22 Vision: austerity
We'll never have it so good. Blame who you like - governments, bonus-stuffed bankers or an ever-greedy society - but our immediate future is financial depression. No you can't have a new loan, because we gave too many to people we forgot couldn't pay them. No you can't step onto the property ladder, because that's still only for those who stepped aboard several years ago. No you can't have another job because too many other people want too few, not unless you scale down your goals and expectations. And no you can't have a decent pension when the (delayed) time comes, because current reserves can barely afford to fund those who've already retired. We should expect a decade with less financial security, lower aspirations and reduced support by the state. There'll be pressure to cut services left, right and centre, which'll be fine until some service you rely on is scaled back, made chargeable or deleted altogether. You won't really need that 3D plasma TV, and your life won't end if you don't go on four foreign holidays this year, secretly you already know that. But there'll be no protection from the erosion of social provision, not unless you already boast a privileged cushion of wealth. The next decade is blue, and the next decade is in the red. If you haven't started saving yet, you're probably too late.

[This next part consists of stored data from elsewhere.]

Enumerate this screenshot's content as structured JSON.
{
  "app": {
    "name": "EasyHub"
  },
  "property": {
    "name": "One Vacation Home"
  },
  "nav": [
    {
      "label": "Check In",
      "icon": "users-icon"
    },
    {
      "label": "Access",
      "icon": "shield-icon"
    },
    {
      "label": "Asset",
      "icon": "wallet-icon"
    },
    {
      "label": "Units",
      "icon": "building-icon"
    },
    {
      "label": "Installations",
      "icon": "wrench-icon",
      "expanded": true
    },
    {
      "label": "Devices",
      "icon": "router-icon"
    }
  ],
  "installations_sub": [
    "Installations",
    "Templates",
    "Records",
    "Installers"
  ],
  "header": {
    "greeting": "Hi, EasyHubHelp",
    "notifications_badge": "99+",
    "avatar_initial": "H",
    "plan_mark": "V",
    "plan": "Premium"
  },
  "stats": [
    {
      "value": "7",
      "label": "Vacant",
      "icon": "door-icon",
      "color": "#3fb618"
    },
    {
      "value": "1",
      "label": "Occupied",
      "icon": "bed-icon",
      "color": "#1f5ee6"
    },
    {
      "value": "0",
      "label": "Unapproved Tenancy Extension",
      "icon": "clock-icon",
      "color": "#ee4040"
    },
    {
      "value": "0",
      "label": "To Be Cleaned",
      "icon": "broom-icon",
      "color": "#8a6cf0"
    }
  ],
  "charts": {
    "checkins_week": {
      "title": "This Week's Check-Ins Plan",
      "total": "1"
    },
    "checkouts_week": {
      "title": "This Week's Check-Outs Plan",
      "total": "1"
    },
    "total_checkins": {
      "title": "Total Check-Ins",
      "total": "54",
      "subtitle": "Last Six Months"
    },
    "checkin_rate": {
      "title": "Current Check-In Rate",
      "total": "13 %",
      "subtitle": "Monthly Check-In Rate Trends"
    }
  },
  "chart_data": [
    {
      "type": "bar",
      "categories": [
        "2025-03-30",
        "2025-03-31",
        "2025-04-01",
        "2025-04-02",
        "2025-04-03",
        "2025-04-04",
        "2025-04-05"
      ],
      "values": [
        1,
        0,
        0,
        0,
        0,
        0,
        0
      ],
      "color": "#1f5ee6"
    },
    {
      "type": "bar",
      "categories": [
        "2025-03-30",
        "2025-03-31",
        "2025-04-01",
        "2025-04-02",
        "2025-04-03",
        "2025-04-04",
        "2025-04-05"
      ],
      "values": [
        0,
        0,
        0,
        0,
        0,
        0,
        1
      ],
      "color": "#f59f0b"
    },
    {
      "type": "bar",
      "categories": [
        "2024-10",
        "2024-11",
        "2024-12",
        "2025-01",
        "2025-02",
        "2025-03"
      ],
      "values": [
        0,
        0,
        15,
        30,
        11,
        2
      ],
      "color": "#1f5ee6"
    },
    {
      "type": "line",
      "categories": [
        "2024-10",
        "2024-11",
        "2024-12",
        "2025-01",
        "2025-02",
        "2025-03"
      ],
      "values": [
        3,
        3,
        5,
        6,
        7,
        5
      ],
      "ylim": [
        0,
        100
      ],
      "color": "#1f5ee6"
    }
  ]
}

At the start of the last decade we had a Labour government (remember those?) and yet I was still predicting cuts. They happened, big time, as the outcomes of the economic crash of 2008 rumbled on and the incoming Tory government chose to embrace prolonged budgetary downsizing. Only recently has the Chancellor deigned to claim that austerity is over, but raising public spending from such a low base is nothing special, and living standards still aren't back where they were before it started. Local government spending in particular remains ruthlessly constricted and may never recover, which I suspect was the original intention all along. For the time being there are still more libraries than food banks in the UK, but don't count on that balance being retained. Pensions are indeed dodgier, benefits less secure and lifestyles more precarious... although if you own property you may not have noticed quite how bad it's got.
22 Vision: older
About the only thing we can say with any certainty about the upcoming decade is that it'll be 10 years long. That's but a blink in the history of humanity, but a significant proportion of your lifespan on earth. A hundred and twenty months to live, and love, and yearn, and strive. Five hundred weekends to fill with fun and frolics, or to hide away in lonely desolation. Three and a half thousand days to enjoy, or perhaps to endure. Five million minutes, any one of which could be your finest, any one of which could be your last. May you make the most of every opportunity the forthcoming ten years may bring. Seize the decade, before it seizes you.
I had a good decade, thanks, indeed relatively benign (other than losing my job, which it turned out was survivable). I could have engaged in more fun and frolics, and grasped more opportunities, but never underestimate the allure of stability. Your 2010s may not have been ideal, but if you're reading this you are at least still here to make the most of your 2020s. I hope the first quarter percent of the new decade has been good to you.